I’m not good at mathematics, so I measured some angles, but even so, it’s not precise enough. Here are my measuring results: 
10° - 98.9%; 20° - 93.8%; 30° - 87.3%; 40° - 76.7%; 50° - 64.7%; 60° - 50%; 70° - 34.9%; 80° - 18.1%. 
Aside that, I can’t measure every angle and it would be hard to estimate something like 38°.
Also, is there a way to determine at what rate a projection grows or shrinks at an equal angle of rotation? 
 A: You need the cosine function.
$$\cos10°=0.98480775301220805936674302458952\cdots,\\
\cos20°=0.93969262078590838405410927732473\cdots,\\
\cos30°=0.86602540378443864676372317075294\cdots,\\\cdots
$$
You find that on any scientific calculator. Make sure to set the angle mode to degrees.
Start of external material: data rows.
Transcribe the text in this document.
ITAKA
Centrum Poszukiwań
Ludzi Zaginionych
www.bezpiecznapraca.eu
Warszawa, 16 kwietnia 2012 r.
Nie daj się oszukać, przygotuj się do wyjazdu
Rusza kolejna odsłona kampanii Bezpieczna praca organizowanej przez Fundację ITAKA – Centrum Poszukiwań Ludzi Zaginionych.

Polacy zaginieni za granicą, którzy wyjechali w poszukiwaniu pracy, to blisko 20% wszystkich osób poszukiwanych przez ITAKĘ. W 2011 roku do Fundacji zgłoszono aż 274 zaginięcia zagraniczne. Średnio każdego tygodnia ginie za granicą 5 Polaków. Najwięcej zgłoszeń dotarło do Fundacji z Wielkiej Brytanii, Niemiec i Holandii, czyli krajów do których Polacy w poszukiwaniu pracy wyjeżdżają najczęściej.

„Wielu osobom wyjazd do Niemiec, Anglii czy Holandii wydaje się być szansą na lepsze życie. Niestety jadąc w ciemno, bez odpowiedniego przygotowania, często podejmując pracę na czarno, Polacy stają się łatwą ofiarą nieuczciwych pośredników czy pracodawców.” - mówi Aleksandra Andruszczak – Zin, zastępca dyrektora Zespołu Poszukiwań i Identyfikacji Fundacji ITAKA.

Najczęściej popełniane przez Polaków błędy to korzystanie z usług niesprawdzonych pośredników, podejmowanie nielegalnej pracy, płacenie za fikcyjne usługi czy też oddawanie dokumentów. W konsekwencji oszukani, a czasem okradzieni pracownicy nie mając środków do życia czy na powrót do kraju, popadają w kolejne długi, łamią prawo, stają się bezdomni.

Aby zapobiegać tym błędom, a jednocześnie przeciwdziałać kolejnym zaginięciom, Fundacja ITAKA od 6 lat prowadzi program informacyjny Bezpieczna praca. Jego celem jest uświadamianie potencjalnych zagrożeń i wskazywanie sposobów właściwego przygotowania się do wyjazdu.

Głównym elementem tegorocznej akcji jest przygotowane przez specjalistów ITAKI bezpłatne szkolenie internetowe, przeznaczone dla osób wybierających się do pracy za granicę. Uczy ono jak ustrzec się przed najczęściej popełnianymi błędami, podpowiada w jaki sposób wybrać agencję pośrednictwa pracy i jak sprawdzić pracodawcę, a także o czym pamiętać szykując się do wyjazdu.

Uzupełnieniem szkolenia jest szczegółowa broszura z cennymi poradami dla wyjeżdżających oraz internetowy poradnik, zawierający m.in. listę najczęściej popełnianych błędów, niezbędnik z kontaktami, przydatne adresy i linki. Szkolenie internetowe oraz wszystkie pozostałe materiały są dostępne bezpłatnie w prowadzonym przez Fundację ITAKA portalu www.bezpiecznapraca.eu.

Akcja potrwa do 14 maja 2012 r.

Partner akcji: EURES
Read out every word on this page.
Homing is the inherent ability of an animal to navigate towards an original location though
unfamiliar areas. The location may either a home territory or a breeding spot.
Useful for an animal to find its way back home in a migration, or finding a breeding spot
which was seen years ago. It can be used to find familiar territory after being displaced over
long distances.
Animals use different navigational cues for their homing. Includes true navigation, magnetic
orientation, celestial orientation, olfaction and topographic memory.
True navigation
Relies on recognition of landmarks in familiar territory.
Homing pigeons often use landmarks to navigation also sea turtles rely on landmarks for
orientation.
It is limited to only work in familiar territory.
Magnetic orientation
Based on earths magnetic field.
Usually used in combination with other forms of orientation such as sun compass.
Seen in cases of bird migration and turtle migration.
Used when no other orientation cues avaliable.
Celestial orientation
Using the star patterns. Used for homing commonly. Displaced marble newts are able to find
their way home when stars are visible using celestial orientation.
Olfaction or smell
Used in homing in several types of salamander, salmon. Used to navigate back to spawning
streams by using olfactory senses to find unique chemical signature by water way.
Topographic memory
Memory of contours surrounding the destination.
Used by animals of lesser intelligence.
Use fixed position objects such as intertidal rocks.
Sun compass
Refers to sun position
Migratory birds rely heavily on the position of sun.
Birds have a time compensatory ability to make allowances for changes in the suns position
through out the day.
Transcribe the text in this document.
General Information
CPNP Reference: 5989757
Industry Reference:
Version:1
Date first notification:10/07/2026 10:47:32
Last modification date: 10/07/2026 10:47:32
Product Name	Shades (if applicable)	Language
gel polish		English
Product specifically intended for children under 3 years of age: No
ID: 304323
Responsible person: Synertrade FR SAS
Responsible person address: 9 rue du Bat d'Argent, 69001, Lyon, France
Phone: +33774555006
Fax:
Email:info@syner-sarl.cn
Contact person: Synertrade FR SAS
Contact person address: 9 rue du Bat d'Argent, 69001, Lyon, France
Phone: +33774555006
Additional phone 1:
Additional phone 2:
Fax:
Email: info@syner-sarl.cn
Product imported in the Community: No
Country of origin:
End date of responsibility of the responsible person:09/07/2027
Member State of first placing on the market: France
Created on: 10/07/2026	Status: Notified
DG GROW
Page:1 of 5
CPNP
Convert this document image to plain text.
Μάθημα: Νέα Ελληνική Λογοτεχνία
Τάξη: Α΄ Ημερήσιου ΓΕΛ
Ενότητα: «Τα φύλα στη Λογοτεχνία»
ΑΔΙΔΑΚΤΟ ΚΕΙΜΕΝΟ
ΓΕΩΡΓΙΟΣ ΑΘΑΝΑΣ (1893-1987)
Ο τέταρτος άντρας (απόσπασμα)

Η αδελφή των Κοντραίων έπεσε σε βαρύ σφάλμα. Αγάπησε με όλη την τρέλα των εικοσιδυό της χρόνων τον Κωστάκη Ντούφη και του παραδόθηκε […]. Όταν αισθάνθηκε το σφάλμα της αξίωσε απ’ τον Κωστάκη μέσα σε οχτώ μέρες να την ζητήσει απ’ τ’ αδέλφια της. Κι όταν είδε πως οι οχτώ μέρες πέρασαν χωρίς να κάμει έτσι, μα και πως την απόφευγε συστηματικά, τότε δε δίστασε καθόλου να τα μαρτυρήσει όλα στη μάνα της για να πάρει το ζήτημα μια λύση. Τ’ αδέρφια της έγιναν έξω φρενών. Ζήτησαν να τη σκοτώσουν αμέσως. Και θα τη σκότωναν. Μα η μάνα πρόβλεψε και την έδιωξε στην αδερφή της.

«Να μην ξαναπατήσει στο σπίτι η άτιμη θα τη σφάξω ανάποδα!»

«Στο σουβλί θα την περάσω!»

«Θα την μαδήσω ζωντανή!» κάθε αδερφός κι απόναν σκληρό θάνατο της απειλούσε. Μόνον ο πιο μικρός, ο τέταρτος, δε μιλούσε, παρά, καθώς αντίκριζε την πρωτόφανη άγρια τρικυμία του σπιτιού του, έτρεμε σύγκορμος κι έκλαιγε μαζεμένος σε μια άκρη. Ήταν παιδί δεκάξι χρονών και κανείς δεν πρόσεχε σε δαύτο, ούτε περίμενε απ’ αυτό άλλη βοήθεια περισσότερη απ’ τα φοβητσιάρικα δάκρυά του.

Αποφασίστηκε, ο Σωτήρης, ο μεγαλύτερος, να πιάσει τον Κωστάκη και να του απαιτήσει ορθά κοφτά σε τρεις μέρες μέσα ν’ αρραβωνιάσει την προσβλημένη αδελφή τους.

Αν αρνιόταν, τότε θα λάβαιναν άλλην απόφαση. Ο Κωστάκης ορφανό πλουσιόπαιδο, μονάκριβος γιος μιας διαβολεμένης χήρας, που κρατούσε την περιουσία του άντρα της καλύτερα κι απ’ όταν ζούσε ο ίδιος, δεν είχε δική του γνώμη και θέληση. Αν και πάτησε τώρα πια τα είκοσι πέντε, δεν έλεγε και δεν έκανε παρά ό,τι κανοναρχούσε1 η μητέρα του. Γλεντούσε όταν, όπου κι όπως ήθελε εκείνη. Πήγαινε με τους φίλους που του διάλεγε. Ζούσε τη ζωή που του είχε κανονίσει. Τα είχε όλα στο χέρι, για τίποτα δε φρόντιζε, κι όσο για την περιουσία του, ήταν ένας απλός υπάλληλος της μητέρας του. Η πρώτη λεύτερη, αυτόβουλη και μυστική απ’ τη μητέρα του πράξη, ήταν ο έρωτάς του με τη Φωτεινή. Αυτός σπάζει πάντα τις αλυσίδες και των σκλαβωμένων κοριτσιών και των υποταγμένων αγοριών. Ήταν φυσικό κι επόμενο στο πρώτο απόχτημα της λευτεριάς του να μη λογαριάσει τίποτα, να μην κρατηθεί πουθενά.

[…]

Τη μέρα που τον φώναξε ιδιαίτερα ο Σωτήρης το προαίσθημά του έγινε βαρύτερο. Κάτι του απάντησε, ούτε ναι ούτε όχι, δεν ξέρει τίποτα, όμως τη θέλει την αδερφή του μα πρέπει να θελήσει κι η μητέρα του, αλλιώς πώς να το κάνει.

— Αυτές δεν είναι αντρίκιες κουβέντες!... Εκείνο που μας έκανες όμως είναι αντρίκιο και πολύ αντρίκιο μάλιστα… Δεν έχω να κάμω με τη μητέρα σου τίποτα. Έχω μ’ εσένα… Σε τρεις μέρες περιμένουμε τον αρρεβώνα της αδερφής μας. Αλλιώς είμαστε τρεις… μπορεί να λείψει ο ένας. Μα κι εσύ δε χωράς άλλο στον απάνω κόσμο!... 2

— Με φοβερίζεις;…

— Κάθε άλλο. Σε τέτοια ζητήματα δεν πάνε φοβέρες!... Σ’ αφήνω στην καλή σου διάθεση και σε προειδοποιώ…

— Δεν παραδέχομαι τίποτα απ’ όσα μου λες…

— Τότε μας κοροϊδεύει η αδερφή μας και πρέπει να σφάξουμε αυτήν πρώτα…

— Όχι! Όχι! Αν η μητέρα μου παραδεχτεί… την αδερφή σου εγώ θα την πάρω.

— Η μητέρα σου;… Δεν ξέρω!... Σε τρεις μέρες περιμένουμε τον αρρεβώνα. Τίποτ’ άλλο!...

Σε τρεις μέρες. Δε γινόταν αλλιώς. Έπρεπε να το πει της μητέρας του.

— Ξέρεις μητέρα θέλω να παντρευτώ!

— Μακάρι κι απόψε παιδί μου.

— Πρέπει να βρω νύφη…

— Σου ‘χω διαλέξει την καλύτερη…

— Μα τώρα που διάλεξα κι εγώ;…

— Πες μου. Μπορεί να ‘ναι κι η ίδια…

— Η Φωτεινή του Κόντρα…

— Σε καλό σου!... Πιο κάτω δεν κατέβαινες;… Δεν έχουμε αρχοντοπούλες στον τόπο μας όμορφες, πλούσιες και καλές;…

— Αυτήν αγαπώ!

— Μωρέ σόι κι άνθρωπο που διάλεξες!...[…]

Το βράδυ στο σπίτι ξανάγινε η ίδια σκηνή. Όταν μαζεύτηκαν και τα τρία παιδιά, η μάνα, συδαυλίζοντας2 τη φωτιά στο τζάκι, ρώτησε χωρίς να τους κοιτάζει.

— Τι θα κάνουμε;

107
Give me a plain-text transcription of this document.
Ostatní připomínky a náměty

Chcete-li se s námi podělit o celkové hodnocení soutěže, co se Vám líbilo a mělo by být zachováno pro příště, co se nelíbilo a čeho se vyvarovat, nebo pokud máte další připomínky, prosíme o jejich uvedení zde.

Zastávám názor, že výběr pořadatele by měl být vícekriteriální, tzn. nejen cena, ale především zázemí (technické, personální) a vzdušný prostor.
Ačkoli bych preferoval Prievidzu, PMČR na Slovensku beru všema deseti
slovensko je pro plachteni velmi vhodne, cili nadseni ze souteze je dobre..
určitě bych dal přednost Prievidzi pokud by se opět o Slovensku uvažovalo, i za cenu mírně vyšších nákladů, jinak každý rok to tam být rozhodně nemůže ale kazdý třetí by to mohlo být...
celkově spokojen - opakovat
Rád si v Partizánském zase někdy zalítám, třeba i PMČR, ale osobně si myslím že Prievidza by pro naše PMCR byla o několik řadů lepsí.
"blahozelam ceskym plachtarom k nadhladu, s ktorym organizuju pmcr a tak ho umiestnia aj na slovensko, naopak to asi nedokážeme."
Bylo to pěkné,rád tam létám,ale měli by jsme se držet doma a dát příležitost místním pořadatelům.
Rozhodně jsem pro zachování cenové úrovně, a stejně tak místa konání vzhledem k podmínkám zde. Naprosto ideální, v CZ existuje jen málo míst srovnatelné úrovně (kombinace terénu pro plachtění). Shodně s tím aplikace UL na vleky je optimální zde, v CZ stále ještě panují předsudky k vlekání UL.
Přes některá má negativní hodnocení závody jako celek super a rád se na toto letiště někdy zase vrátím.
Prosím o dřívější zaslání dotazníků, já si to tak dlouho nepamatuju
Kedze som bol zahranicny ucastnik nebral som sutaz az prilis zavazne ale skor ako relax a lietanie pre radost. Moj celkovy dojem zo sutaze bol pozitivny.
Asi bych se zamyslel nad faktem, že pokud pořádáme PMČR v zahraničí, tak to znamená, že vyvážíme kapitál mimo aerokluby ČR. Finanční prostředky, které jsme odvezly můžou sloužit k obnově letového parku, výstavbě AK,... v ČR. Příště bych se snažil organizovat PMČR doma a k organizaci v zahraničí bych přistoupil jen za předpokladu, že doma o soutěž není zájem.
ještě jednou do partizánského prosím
Note that $\cos30°$ is exactly $\dfrac{\sqrt3}2$.
A: The projected length is the actual length times the cosine of the angle between that direction and the line of projection. So you'd have $\cos(10°)\approx0.9848$, $\cos(20°)\approx0.9397$, $\cos(30°)\approx0.8660$ and so on. Notably $\cos(60°)=0.5$ is exact.
This use of the cosine follows from the geometric definition of that function: the cosine of an angle in a right-angled triangle is the length of the edge between that angle and the right angle divided by the length of the edge opposite the right angle. In your case, the edge opposite the right angle is the real length, while the edge between input angle and right angle is the projected length.
When you ask about growth or shrinkage of that function as the angle changes, you are essentially asking for the derivative: given an inifinitesimal change in input, how does the output change in response? What's the ratio of output change divided by input change? The derivative of $\cos(t)$ is
$$\frac{\mathrm d}{\mathrm dt}\cos(t)=-\sin(t)$$
i.e. the change is proportional to the sine of the angle, and has opposite sign. I say proportional not equal because you might want to take the speed of rotation into account. The change would be exactly to $-\sin$ of the angle if you were rotating at a speed of one rotation every $2\pi\approx6.2832$ units of time.
The number $\pi\approx3.1416$ appears in the above formula because for many applications, it is easier to measure angles not in degrees but in radians. This is expressing angles as the ratio of the length of a circular arc divided by the radius, and for a full circle that ratio would be $2\pi$. For the derivative rule I stated, having angles measured in radians means both the input and the output of the function is a number (and actually a ratio), which is necessary to to compare them. Otherwise you'd end up dividing change in length ratio (which is a number) by change in angle (which is an angle) and without a means of expressing angles as numbers, that computation wouldn't make sense.